Die Aufträge veranlassten den Rüstungskonzern aus Haifa dazu, vor vier Jahren einen Ableger in der Schweiz zu gründen – Elbit Systems Switzerland mit Sitz in Bern. Im Juni 2022 eröffnete er in Uetendorf – wo übrigens bis Ende letzten Jahres der heutige SVP-Bundesrat Albert Rösti als Gemeindepräsident amtete – das Testzentrum NDC (Network and Digitization Center). Hier kommt auch das Alpenpanorama ins Spiel. Denn im bergigen Gelände neben Niesen und Stockhorn verhalten sich Funkwellen anders als im mehrheitlich flachen Israel.
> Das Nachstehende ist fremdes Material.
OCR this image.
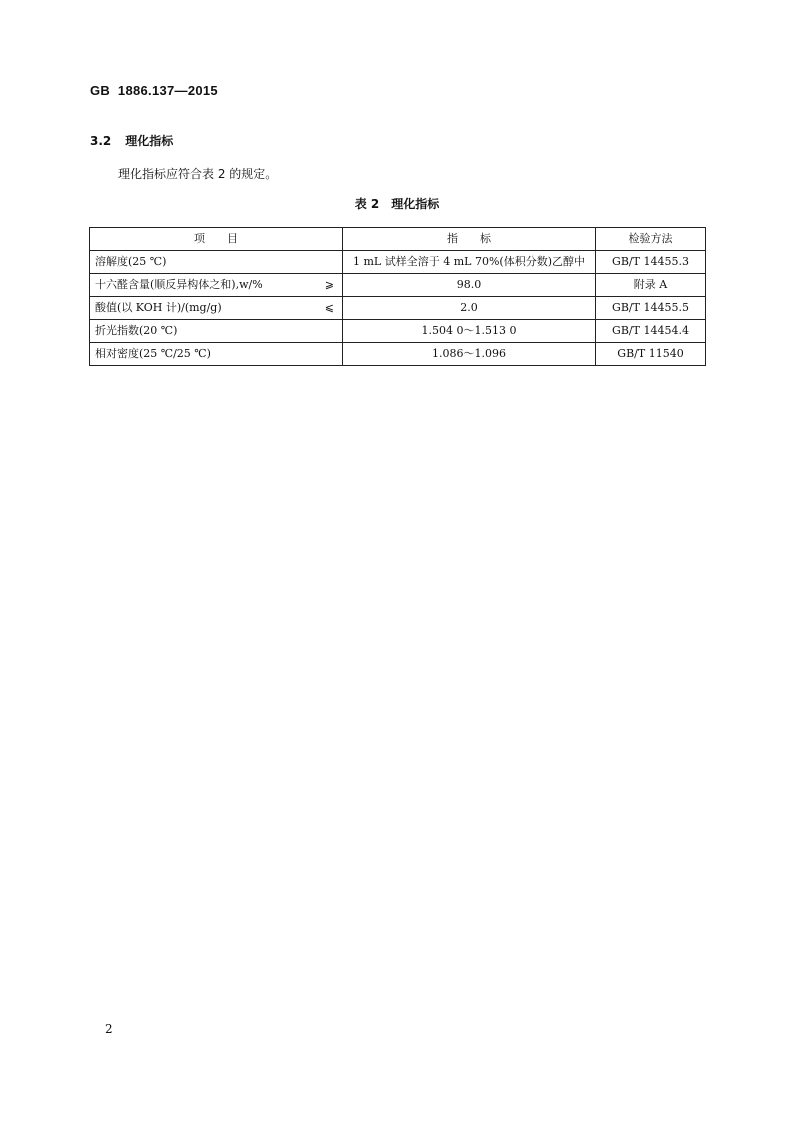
GB  1886.137—2015
3.2 理化指标
理化指标应符合表 2 的规定。
表 2 理化指标
项　　目	指　　标	检验方法
溶解度(25 ℃)	1 mL 试样全溶于 4 mL 70%(体积分数)乙醇中	GB/T 14455.3
十六醛含量(顺反异构体之和),w/% ⩾	98.0	附录 A
酸值(以 KOH 计)/(mg/g) ⩽	2.0	GB/T 14455.5
折光指数(20 ℃)	1.504 0～1.513 0	GB/T 14454.4
相对密度(25 ℃/25 ℃)	1.086～1.096	GB/T 11540
2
Zudem hat das NDC eine direkte Sichtlinie zu einem Forschungszentrum des Bundesamts für Rüstung Armasuisse, das sich nach Belieben in die Funksysteme ein- und wieder aus diesen ausklinken kann.

Oft kritisierter Konzern

Elbit Systems gehört mit einem jährlichen Umsatz von annähernd fünf Milliarden US-Dollar zu den dreissig grössten Rüstungskonzernen weltweit. Der israelische Konzern beschäftigt insgesamt rund 18 400 Mitarbeitende. Er ist führend in der Entwicklung von unbemannten Drohnen und im Bereich der künstlichen Intelligenz (KI). Der Konzern ist einer der wichtigsten Zulieferer für die israelische Armee.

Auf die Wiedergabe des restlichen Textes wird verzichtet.